EDITORIAL

Gobierno y oposición

Sin embargo, en este año electoral han empezado a aparecer dirigentes de izquierda que pretenden resucitar la vieja trampa de jugar de un lado y del otro del mostrador.

Sufrimos una fragmentación y una fractura sociales muy graves. Fragmentación, porque se multiplican los mundos económicos y sociales diversos con escasos vínculos que generen un sentido colectivo común. Y fractura, porque hay una parte de la sociedad que ha quedado marginada de los valores predominantes en torno a la familia, el trabajo y a la convivencia colectiva.

Estos dos fenómenos se han agravado durante estos casi quince años de gobiernos frenteamplistas. Los mayores ingresos de las familias en todo este largo período de bonanza no han revertido la situación. Por el contrario, la mayor riqueza colectiva ha hecho explícitas esa fragmentación y sobre todo, esa enorme fractura social cuya mayor y más clara traducción es la tragedia de la inseguridad cotidiana que se sufre en los barrios periféricos de la capital.

El fracaso del Frente Amplio gobernante es estrepitoso. No solamente por las cifras escalofriantes en materia de rapiñas, y sobre todo de asesinatos en esas zonas de Montevideo, que dan cuenta de una violencia extendida y sobre todo gravísima, para el caso de la tasa de homicidios (que es allí de las peores del mundo). Sino también porque se concentran en esas zonas otros datos que ilustran la hondura de la fractura social: resultados de pruebas PISA que son de los peores del mundo, con adolescentes que no adquieren los conocimientos mínimos para poder encontrar empleos productivos; mayor abandono educativo que implica menos años de estudios formales para los jóvenes de esos barrios; y finalmente, mayor pobreza infantil y peores niveles de ingresos que en el resto del país.

Lejos de enfrentar esa situación en 2005, en 2010, o en 2015 con programas eficientes y bien definidos que obtuvieran resultados evaluados periódicamente de forma de mejorar progresivamente la calidad de las políticas en estas zonas de mayor fractura social, el Frente Amplio en el poder mostró una inoperancia feroz. Por un lado, promovió programas sociales sin evaluación seria y permanente de resultados, que terminaron muchas veces generando lógicas clientelísticas electorales en favor de la izquierda.
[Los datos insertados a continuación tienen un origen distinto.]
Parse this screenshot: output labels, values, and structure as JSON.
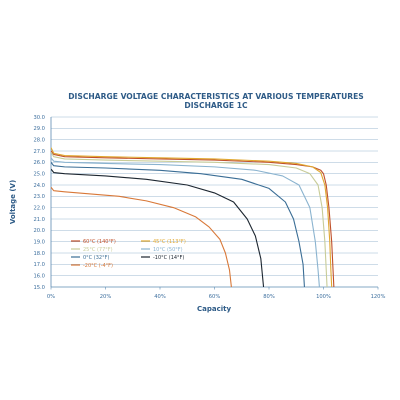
{
  "chart_data": {
    "type": "line",
    "title": "DISCHARGE VOLTAGE CHARACTERISTICS AT VARIOUS TEMPERATURES",
    "subtitle": "DISCHARGE 1C",
    "xlabel": "Capacity",
    "ylabel": "Voltage (V)",
    "xlim": [
      0,
      120
    ],
    "ylim": [
      15.0,
      30.0
    ],
    "x_ticks": [
      "0%",
      "20%",
      "40%",
      "60%",
      "80%",
      "100%",
      "120%"
    ],
    "y_ticks": [
      "15.0",
      "16.0",
      "17.0",
      "18.0",
      "19.0",
      "20.0",
      "21.0",
      "22.0",
      "23.0",
      "24.0",
      "25.0",
      "26.0",
      "27.0",
      "28.0",
      "29.0",
      "30.0"
    ],
    "grid": "horizontal",
    "legend_position": "bottom-left",
    "series": [
      {
        "name": "60°C (140°F)",
        "color": "#c0502a",
        "points": [
          [
            0,
            27.0
          ],
          [
            1,
            26.7
          ],
          [
            5,
            26.5
          ],
          [
            20,
            26.4
          ],
          [
            40,
            26.3
          ],
          [
            60,
            26.2
          ],
          [
            80,
            26.0
          ],
          [
            90,
            25.8
          ],
          [
            96,
            25.6
          ],
          [
            99,
            25.3
          ],
          [
            100,
            25.0
          ],
          [
            101,
            24.0
          ],
          [
            102,
            22.0
          ],
          [
            103,
            19.0
          ],
          [
            103.5,
            16.5
          ],
          [
            103.8,
            15.0
          ]
        ]
      },
      {
        "name": "45°C (113°F)",
        "color": "#e0a830",
        "points": [
          [
            0,
            27.3
          ],
          [
            1,
            26.8
          ],
          [
            5,
            26.6
          ],
          [
            20,
            26.5
          ],
          [
            40,
            26.4
          ],
          [
            60,
            26.3
          ],
          [
            80,
            26.1
          ],
          [
            90,
            25.9
          ],
          [
            96,
            25.6
          ],
          [
            99,
            25.1
          ],
          [
            100.5,
            24.0
          ],
          [
            101.5,
            22.0
          ],
          [
            102.3,
            19.0
          ],
          [
            102.7,
            16.5
          ],
          [
            103,
            15.0
          ]
        ]
      },
      {
        "name": "25°C (77°F)",
        "color": "#c8cc98",
        "points": [
          [
            0,
            26.9
          ],
          [
            1,
            26.5
          ],
          [
            5,
            26.3
          ],
          [
            20,
            26.2
          ],
          [
            40,
            26.1
          ],
          [
            60,
            26.0
          ],
          [
            80,
            25.8
          ],
          [
            90,
            25.5
          ],
          [
            95,
            25.0
          ],
          [
            98,
            24.0
          ],
          [
            99.5,
            22.0
          ],
          [
            100.5,
            19.0
          ],
          [
            101,
            16.5
          ],
          [
            101.3,
            15.0
          ]
        ]
      },
      {
        "name": "10°C (50°F)",
        "color": "#8ab3cf",
        "points": [
          [
            0,
            26.4
          ],
          [
            1,
            26.1
          ],
          [
            5,
            26.0
          ],
          [
            20,
            25.9
          ],
          [
            40,
            25.8
          ],
          [
            60,
            25.6
          ],
          [
            75,
            25.3
          ],
          [
            85,
            24.8
          ],
          [
            91,
            24.0
          ],
          [
            95,
            22.0
          ],
          [
            97,
            19.0
          ],
          [
            98,
            16.5
          ],
          [
            98.5,
            15.0
          ]
        ]
      },
      {
        "name": "0°C (32°F)",
        "color": "#3a6d95",
        "points": [
          [
            0,
            26.0
          ],
          [
            1,
            25.7
          ],
          [
            5,
            25.6
          ],
          [
            20,
            25.5
          ],
          [
            40,
            25.3
          ],
          [
            55,
            25.0
          ],
          [
            70,
            24.5
          ],
          [
            80,
            23.7
          ],
          [
            86,
            22.5
          ],
          [
            89,
            21.0
          ],
          [
            91,
            19.0
          ],
          [
            92.5,
            17.0
          ],
          [
            93,
            15.0
          ]
        ]
      },
      {
        "name": "-10°C (14°F)",
        "color": "#1c2630",
        "points": [
          [
            0,
            25.4
          ],
          [
            1,
            25.1
          ],
          [
            5,
            25.0
          ],
          [
            20,
            24.8
          ],
          [
            35,
            24.5
          ],
          [
            50,
            24.0
          ],
          [
            60,
            23.3
          ],
          [
            67,
            22.5
          ],
          [
            72,
            21.0
          ],
          [
            75,
            19.5
          ],
          [
            77,
            17.5
          ],
          [
            78,
            15.0
          ]
        ]
      },
      {
        "name": "-20°C (-4°F)",
        "color": "#d87838",
        "points": [
          [
            0,
            23.8
          ],
          [
            1,
            23.5
          ],
          [
            5,
            23.4
          ],
          [
            15,
            23.2
          ],
          [
            25,
            23.0
          ],
          [
            35,
            22.6
          ],
          [
            45,
            22.0
          ],
          [
            53,
            21.2
          ],
          [
            58,
            20.3
          ],
          [
            62,
            19.2
          ],
          [
            64,
            18.0
          ],
          [
            65.5,
            16.5
          ],
          [
            66.2,
            15.0
          ]
        ]
      }
    ]
  }
}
Por el otro, permitió de hecho el auge de bandas delictivas que se fueron apropiando territorialmente de zonas enteras, fijando así su arbitraria ley asentada en la violencia privada más infame, y dejando a los más pobres de nuestra sociedad completamente desamparados.

Toda esta realidad social ha sido muy criticada por blancos y colorados innumerables veces a lo largo de todos estos años. Fracaso educativo, a pesar de contar el Frente Amplio por tres períodos con mayorías parlamentarias propias; profunda ineptitud en materia de seguridad pública, que generó un infierno cotidiano sobre todo para los habitantes de Montevideo; y clientelismo y mala calidad de políticas sociales, que no lograron obtener resultados de integración social imprescindibles para avanzar en la senda del desarrollo económico nacional. Cada vez, la respuesta del Frente Amplio fue la defensa de sus políticas frente a lo que consideraron, siempre, una embestida injusta de parte de los partidos de oposición.

Sin embargo, en este año electoral han empezado a aparecer dirigentes de izquierda que pretenden resucitar la vieja trampa de jugar de un lado y del otro del mostrador. En efecto, siguiendo aquel viejo modelo del ex intendente Mariano Arana, que cuando se le preguntaba por algún problema de gestión en Montevideo se horrorizaba tanto como cualquier hijo de vecino, olvidando convenientemente que era él, el principal responsable de los problemas planteados, la izquierda pretende hoy ser gobierno y oposición al mismo tiempo.

El juego es sencillo: algún frenteamplista de pose crítica la emprende contra las políticas sociales o de seguridad del gobierno, incluso a veces de forma más duras que lo que lo hacen blancos o colorados, y se queja así de la gravedad de la fractura social del país. Se critica así, por ejemplo, la falta de visión de largo plazo de las políticas sociales o la mano blanda que caracterizó en materia de seguridad a la década de gobiernos frenteamplistas. Y todo eso se hace, por ejemplo, desde un cargo ejecutivo en el ministerio del Interior, o desde el MPP, que es el sector político que en toda esta década ha sido el mayoritario dentro del Frente Amplio.

Hay que decirlo claramente: jugar a ser crítico a falta de seis meses para las elecciones, cuando se es en realidad enteramente responsable por lustros de los desastres de este gobierno, es tomarle el pelo a la gente.